Montana law limits the amount that counties must pay in tort actions to $750,000 per claim and $1.5 million per accident. A trial court found Gallatin County liable for over $12 million in damages to a plaintiff, who was injured by a county-owned snowplow. Atlantic Specialty Insurance Co. (ASIC), the county’s insurer, offered to pay the maximum amount of the county’s statutory liability, $750,000.

In July 2022, the Montana Supreme Court ruled that ASIC must provide $6.5 million in coverage.

While the policy limited coverage to the amount the county was “legally obligated” to pay, the Court found that the policy did not explicitly limit its coverage to the $750,000 statutory cap. Since the policy insured Gallatin County for a limit of $1.5 million in coverage and $5 million in excess coverage, the majority found that ASIC must pay the full $6.5 million in coverage, regardless of the statutory limit.

The dissent, as well as legal observers, question how an insurer can be obligated to pay more than the legal liability of is policyholder. The decision could impact the ability of Montana’s cities and counties to obtain excess liability coverage, which protects them from the risk that a statutory limit does not apply in a certain case.

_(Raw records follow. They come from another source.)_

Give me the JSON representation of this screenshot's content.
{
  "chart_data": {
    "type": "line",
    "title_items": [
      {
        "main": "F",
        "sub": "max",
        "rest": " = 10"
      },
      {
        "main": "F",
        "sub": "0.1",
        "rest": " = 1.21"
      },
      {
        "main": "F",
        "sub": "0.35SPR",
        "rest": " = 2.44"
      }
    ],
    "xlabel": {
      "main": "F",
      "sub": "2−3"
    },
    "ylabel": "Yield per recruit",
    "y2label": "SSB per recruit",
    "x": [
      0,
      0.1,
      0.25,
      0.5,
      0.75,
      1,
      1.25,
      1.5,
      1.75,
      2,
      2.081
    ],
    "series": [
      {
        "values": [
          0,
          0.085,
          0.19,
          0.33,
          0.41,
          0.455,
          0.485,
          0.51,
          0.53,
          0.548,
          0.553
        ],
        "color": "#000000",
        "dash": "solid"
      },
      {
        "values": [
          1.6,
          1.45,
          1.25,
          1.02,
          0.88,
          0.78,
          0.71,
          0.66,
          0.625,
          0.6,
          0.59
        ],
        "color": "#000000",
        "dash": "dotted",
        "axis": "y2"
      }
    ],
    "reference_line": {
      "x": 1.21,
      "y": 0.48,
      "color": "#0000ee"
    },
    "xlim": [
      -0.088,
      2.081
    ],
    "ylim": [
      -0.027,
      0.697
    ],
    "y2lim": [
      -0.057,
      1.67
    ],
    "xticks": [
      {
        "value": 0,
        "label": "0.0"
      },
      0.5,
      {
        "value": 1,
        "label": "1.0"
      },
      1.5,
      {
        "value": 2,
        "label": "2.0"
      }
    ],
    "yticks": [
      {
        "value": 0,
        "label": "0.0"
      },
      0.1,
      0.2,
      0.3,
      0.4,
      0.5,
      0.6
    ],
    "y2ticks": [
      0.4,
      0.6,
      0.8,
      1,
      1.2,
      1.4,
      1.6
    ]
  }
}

WISCONSIN APPELLATE PANEL AFFIRMS JUDGMENT DESPITE UNRELIABLE EXPERT TESTIMONY’S INFLUENCE

In February 2020, a Wisconsin trial court doled out a $38.1 million verdict after a teenager rear-ended the plaintiff’s 2013 Hyundai Elantra. But rather than place responsibility on the driver, plaintiffs’ lawyers led the jury to place 84 percent of responsibility for the plaintiff’s injuries on the car’s manufacturer, providing a deep pocket for recovery. This outcome was influenced by the court’s improper admission of untested junk science (a first-of-its-kind theory that the headrest prongs in the seat were defective) and evidence of unrelated recalls and subsequent remedial measures. Unbelievably, the Wisconsin Court of Appeals affirmed that verdict in October 2022.

In 2011, Wisconsin enacted tort reform – declaring Wisconsin “open for business” – including the adoption of Daubert, a rebuttable presumption that a product compliant with federal or state regulations is not defective, and protections against the introduction of subsequent remedial measures. The Court of Appeals disregarded those reforms. It found that the evidence of unrelated recalls of different products could rebut the presumption that the seat was not defective; that subsequent remedial measures were admissible to impeach Hyundai’s witnesses before they even testified; that the subsequent remedial measure was admissible as evidence of a reasonable alternative design – even though the design did not exist when the product was sold; and that a biomechanical expert could offer medical causation testimony and a medical expert could provide biomechanical causation testimony, without assessing the reliability of those opinions.

The automaker has filed a petition for review to the Wisconsin Supreme Court. If the high court does not grant review and the verdict is not reversed, a single court in Wisconsin will have effectively wiped-out significant portions of the legislature’s tort reform – raising the question whether the state is really “open for business” after all.